6 Dead After Building Collapses in Nigeria’s Largest City

6 Dead After Building Collapses in Nigeria’s Largest City
Rescue workers and security personnel gather at the site of an under-construction building collapse in Oniru, Lagos, Nigeria, on Sept. 4, 2022. Temilade Adelaja/Reuters
The Associated Press
Updated:

ABUJA, Nigeria—Nigerian authorities on Monday sought to arrest a property developer after a seven-story building under construction collapsed in an upscale area of Lagos, the country’s largest city, killing at least six people.

Meanwhile, the Lagos Commissioner for Physical Planning and Urban Development submitted his resignation in the aftermath of Sunday’s tragedy, amid growing pressure and condemnation over the frequent building collapses in the state.

In a statement before stepping down, Salako said that the project’s developer was liable “having embarked on construction without a valid planning permit and ignoring official warnings against continuing.”
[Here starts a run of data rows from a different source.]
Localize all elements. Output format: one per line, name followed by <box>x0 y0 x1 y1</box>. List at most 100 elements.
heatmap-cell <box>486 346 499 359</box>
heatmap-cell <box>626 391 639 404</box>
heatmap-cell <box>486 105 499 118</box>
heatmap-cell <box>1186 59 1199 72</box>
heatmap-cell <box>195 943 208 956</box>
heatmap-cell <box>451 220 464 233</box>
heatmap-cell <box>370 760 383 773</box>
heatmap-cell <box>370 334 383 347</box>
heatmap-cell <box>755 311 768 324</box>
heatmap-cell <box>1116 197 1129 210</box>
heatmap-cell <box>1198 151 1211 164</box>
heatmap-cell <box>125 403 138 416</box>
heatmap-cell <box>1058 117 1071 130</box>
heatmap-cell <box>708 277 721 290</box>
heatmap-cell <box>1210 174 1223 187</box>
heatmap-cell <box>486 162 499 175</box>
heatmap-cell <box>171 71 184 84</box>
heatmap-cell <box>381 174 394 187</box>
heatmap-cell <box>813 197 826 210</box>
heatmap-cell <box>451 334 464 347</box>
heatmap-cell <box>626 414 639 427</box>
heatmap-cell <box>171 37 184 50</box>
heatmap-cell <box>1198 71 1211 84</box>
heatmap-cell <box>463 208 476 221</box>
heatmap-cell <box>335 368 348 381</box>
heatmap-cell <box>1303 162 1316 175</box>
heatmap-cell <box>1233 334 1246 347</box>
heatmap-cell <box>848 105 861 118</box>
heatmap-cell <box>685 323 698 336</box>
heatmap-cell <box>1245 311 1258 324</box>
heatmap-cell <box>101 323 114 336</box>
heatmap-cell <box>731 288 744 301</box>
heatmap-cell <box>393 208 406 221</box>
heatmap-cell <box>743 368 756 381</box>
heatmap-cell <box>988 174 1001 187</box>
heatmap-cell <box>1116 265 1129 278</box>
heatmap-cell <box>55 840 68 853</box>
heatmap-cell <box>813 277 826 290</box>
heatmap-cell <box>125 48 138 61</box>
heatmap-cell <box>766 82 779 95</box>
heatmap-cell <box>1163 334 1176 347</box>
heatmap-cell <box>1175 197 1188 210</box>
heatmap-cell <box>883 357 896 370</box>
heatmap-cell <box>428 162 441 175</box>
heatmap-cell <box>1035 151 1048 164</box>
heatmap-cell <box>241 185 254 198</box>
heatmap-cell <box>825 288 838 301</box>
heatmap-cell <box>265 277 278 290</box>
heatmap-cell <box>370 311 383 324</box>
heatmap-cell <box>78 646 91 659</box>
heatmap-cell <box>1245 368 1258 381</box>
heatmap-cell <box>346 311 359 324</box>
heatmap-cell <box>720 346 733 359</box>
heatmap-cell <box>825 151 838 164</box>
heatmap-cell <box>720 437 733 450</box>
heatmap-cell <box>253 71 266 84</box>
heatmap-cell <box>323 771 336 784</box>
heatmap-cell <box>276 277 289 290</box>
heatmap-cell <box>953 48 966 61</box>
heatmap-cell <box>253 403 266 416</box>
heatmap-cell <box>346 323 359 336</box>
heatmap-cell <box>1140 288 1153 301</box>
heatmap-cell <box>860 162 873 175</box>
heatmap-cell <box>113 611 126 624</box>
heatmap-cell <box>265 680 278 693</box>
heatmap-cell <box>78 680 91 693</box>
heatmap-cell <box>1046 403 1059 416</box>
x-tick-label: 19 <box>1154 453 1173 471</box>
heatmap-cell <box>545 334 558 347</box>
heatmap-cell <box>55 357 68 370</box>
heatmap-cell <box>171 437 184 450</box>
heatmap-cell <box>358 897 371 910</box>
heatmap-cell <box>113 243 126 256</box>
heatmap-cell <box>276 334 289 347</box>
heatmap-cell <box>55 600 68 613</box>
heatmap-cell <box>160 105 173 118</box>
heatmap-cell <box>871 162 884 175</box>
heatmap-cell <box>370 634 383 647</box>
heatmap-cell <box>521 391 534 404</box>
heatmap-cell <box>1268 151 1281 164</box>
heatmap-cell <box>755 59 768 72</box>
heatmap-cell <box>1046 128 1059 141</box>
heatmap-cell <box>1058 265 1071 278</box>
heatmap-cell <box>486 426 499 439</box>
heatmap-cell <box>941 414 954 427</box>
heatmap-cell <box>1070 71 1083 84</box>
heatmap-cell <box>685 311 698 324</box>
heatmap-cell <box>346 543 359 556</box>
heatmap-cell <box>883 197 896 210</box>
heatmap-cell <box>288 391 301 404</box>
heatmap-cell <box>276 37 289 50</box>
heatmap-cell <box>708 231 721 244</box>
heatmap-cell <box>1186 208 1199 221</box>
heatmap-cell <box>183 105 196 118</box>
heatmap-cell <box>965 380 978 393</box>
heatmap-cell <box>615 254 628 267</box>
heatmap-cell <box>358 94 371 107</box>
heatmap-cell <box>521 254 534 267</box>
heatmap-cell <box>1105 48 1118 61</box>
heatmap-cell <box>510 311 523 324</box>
Sunday’s accident took place on Victoria Island, an upscale area of Lagos. No one has yet to be pulled out alive from the rubble as of Monday afternoon, according to Ibrahim Farinloye with the National Emergency Management Agency.

The Lagos State Emergency Management Agency initially reported that six people were trapped in the building, but authorities now fear the number could be higher.

At the Oba Abiodun Oniru road where the high rise stood before crumbling, residents watched as excavators combed through the rubble in search of life. Health workers remained on standby to offer treatment to possible survivors while security forces barricaded the area.

Nigeria has recorded more than 10 building collapses in the last year. Lagos, a city of more than 20 million people, is the worst hit, recording at least six such collapses including in November when more than 40 people died when a high rise still being constructed crumbled on workers.

Authorities in Nigeria have often been accused of either failing to enforce building safety regulations across the country or failing to act on the findings of investigative panels on such disasters.